Not to be outdone by recent Beltway-corruption scandals, the ordinarily more-subdued literary world found itself two weeks ago grappling with its own grim little fraud. On January 8, TheSmokingGun.com ran a lengthy exposé of the massive exaggerations and outright lies in James Frey’s Oprah-promoted, drugs-and-alcohol-drenched memoir A Million Little Pieces. Then, on January 9, the New York Times reported that J.T. LeRoy — author of the 2000 autobiographical cult novel Sarah, about a sexually abused transgender teen with AIDS, and the 2001 autobiographical story collection The Heart is Deceitful Above All Things — didn’t exist. Or rather, the person who has been appearing at readings as “J.T. LeRoy” is really a San Francisco–based woman named Savannah Knoop. It is still unclear who wrote the books, but most probably it was Laura Albert, the partner of Knoop’s half-brother Geoffrey.

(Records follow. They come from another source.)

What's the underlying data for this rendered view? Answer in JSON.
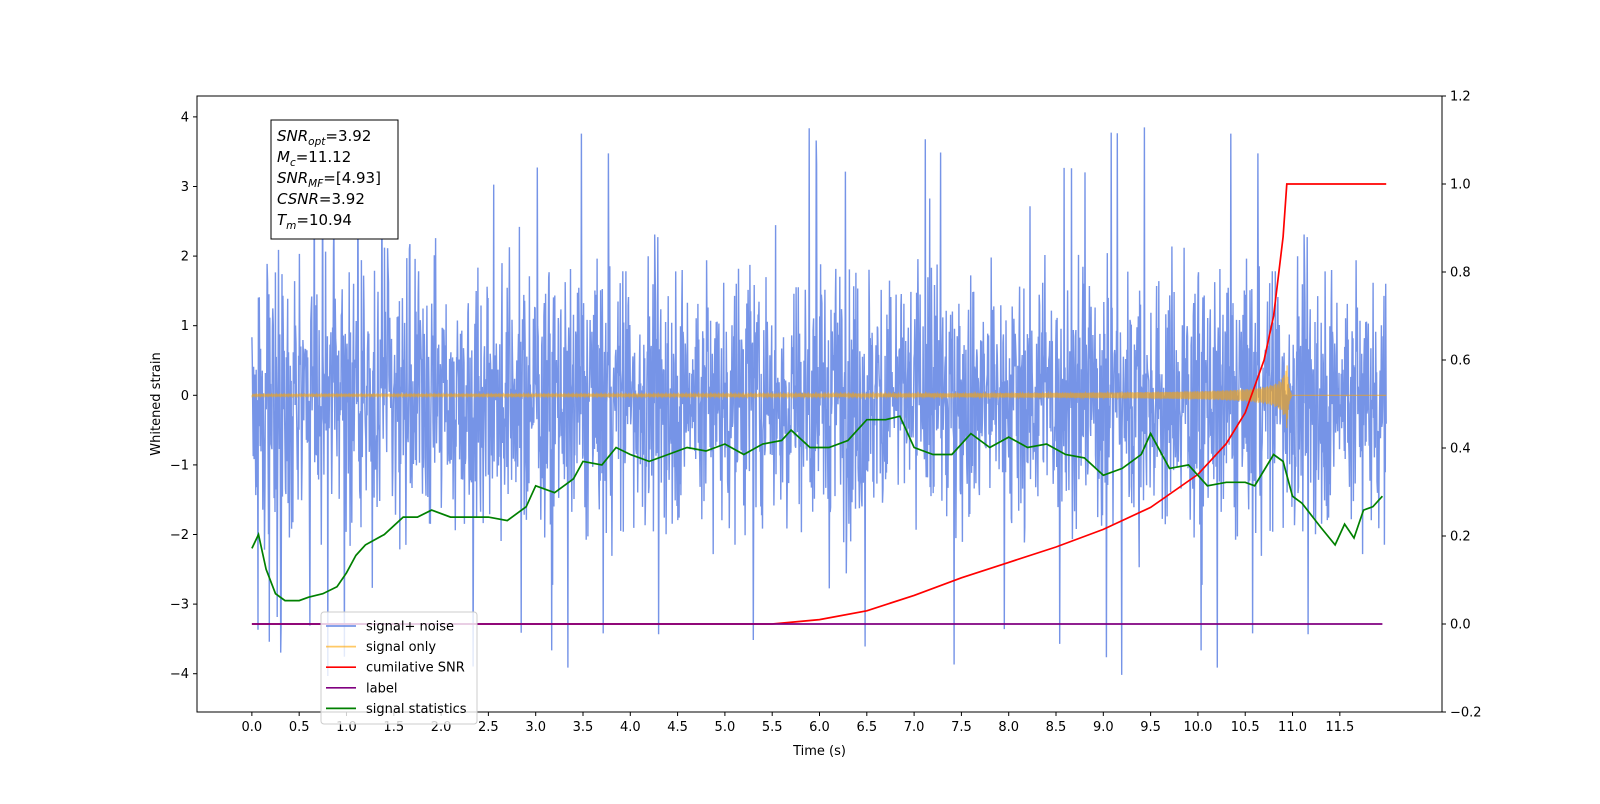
{
  "chart_data": {
    "type": "line",
    "title": "",
    "xlabel": "Time (s)",
    "ylabel": "Whitened strain",
    "xlim": [
      -0.58,
      12.58
    ],
    "ylim": [
      -4.55,
      4.3
    ],
    "y2lim": [
      -0.2,
      1.2
    ],
    "x_ticks": [
      0.0,
      0.5,
      1.0,
      1.5,
      2.0,
      2.5,
      3.0,
      3.5,
      4.0,
      4.5,
      5.0,
      5.5,
      6.0,
      6.5,
      7.0,
      7.5,
      8.0,
      8.5,
      9.0,
      9.5,
      10.0,
      10.5,
      11.0,
      11.5
    ],
    "x_tick_labels": [
      "0.0",
      "0.5",
      "1.0",
      "1.5",
      "2.0",
      "2.5",
      "3.0",
      "3.5",
      "4.0",
      "4.5",
      "5.0",
      "5.5",
      "6.0",
      "6.5",
      "7.0",
      "7.5",
      "8.0",
      "8.5",
      "9.0",
      "9.5",
      "10.0",
      "10.5",
      "11.0",
      "11.5"
    ],
    "y_ticks": [
      -4,
      -3,
      -2,
      -1,
      0,
      1,
      2,
      3,
      4
    ],
    "y_tick_labels": [
      "−4",
      "−3",
      "−2",
      "−1",
      "0",
      "1",
      "2",
      "3",
      "4"
    ],
    "y2_ticks": [
      -0.2,
      0.0,
      0.2,
      0.4,
      0.6,
      0.8,
      1.0,
      1.2
    ],
    "y2_tick_labels": [
      "−0.2",
      "0.0",
      "0.2",
      "0.4",
      "0.6",
      "0.8",
      "1.0",
      "1.2"
    ],
    "grid": false,
    "legend_position": "bottom-left",
    "annotation": {
      "lines": [
        {
          "sym": "SNR",
          "sub": "opt",
          "val": "=3.92"
        },
        {
          "sym": "M",
          "sub": "c",
          "val": "=11.12"
        },
        {
          "sym": "SNR",
          "sub": "MF",
          "val": "=[4.93]"
        },
        {
          "sym": "CSNR",
          "sub": "",
          "val": "=3.92"
        },
        {
          "sym": "T",
          "sub": "m",
          "val": "=10.94"
        }
      ]
    },
    "series": [
      {
        "name": "signal+ noise",
        "color": "#6f8ee6",
        "axis": "left",
        "kind": "noise",
        "x_range": [
          0.0,
          11.99
        ],
        "center": 0.0,
        "typical_range": [
          -2.2,
          2.7
        ],
        "extremes": [
          -4.1,
          3.9
        ]
      },
      {
        "name": "signal only",
        "color": "#ffa500",
        "axis": "left",
        "kind": "chirp",
        "x_range": [
          0.0,
          11.99
        ],
        "merger_time": 10.94,
        "peak_amplitude": 0.5
      },
      {
        "name": "cumilative SNR",
        "color": "#ff0000",
        "axis": "right",
        "x": [
          0.0,
          5.5,
          6.0,
          6.5,
          7.0,
          7.5,
          8.0,
          8.5,
          9.0,
          9.5,
          10.0,
          10.3,
          10.5,
          10.7,
          10.8,
          10.9,
          10.94,
          11.99
        ],
        "values": [
          0.0,
          0.0,
          0.01,
          0.03,
          0.065,
          0.105,
          0.14,
          0.175,
          0.215,
          0.265,
          0.34,
          0.41,
          0.48,
          0.6,
          0.7,
          0.88,
          1.0,
          1.0
        ]
      },
      {
        "name": "label",
        "color": "#800080",
        "axis": "right",
        "x": [
          0.0,
          11.95
        ],
        "values": [
          0.0,
          0.0
        ]
      },
      {
        "name": "signal statistics",
        "color": "#008000",
        "axis": "left",
        "x": [
          0.0,
          0.07,
          0.15,
          0.25,
          0.35,
          0.5,
          0.6,
          0.75,
          0.9,
          1.0,
          1.1,
          1.2,
          1.4,
          1.6,
          1.75,
          1.9,
          2.1,
          2.3,
          2.5,
          2.7,
          2.9,
          3.0,
          3.2,
          3.4,
          3.5,
          3.7,
          3.85,
          4.0,
          4.2,
          4.4,
          4.6,
          4.8,
          5.0,
          5.2,
          5.4,
          5.6,
          5.7,
          5.9,
          6.1,
          6.3,
          6.5,
          6.7,
          6.85,
          7.0,
          7.2,
          7.4,
          7.6,
          7.8,
          8.0,
          8.2,
          8.4,
          8.6,
          8.8,
          9.0,
          9.2,
          9.4,
          9.5,
          9.7,
          9.9,
          10.1,
          10.3,
          10.5,
          10.6,
          10.8,
          10.9,
          11.0,
          11.1,
          11.3,
          11.45,
          11.55,
          11.65,
          11.75,
          11.85,
          11.95
        ],
        "values": [
          -2.2,
          -2.0,
          -2.5,
          -2.85,
          -2.95,
          -2.95,
          -2.9,
          -2.85,
          -2.75,
          -2.55,
          -2.3,
          -2.15,
          -2.0,
          -1.75,
          -1.75,
          -1.65,
          -1.75,
          -1.75,
          -1.75,
          -1.8,
          -1.6,
          -1.3,
          -1.4,
          -1.2,
          -0.95,
          -1.0,
          -0.75,
          -0.85,
          -0.95,
          -0.85,
          -0.75,
          -0.8,
          -0.7,
          -0.85,
          -0.7,
          -0.65,
          -0.5,
          -0.75,
          -0.75,
          -0.65,
          -0.35,
          -0.35,
          -0.3,
          -0.75,
          -0.85,
          -0.85,
          -0.55,
          -0.75,
          -0.6,
          -0.75,
          -0.7,
          -0.85,
          -0.9,
          -1.15,
          -1.05,
          -0.85,
          -0.55,
          -1.05,
          -1.0,
          -1.3,
          -1.25,
          -1.25,
          -1.3,
          -0.85,
          -0.95,
          -1.45,
          -1.55,
          -1.9,
          -2.15,
          -1.85,
          -2.05,
          -1.65,
          -1.6,
          -1.45
        ]
      }
    ]
  }
}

While national news and op-ed columns have been filled with harsh dissections of James Frey’s fictional embellishments — since its original story the Times has run 17 news, feature, and op-ed pieces on the subject — the J.T. LeRoy story has received far less attention. And when it has, the LeRoy scam hasn’t been taken very seriously. Indeed, in a Sunday, January 15, Times op-ed, memoirist Mary Karr lambasted Frey as a mendacious “skunk” fouling the literary waters, but found J.T. LeRoy to be a “fine little prankster.” The discrepancy can be attributed simply to scale: in contrast with Frey, who launched a big-bucks-bestseller scandal, LeRoy — although championed by glitterati (Courtney Love) and writers (Mary Gaitskill) alike — engaged in nothing more than penny-ante grifting. Whatever the explanation, everyone seems to have missed the important story here: in a monstrous act of literary sadomasochism, J.T. LeRoy published emotional pornography that features implausibly sick-and-dying, destitute, sexually abused teens. What’s more, readers have been lapping it up.
Damaged goods
Few have made the obvious connection between J.T. LeRoy’s masquerade as a gay kid dying of AIDS and Anthony Godby Johnson’s 1993 AIDS memoir A Rock and a Hard Place. In that literary scandal, the book’s author — supposedly a 14-year-old boy dying of AIDS, but actually, according to a November 6, 2001, article in the New Yorker by Tad Friend, a woman named Vicky Johnson who later claimed to be “Anthony’s” adoptive mother — wrote about his childhood of horrific sexual abuse. With that in mind, LeRoy’s abject literary hoax looks like a copycat crime, mimicking not just the sexually lurid, damaged-child motif of Johnson’s book but its promotional strategy as well.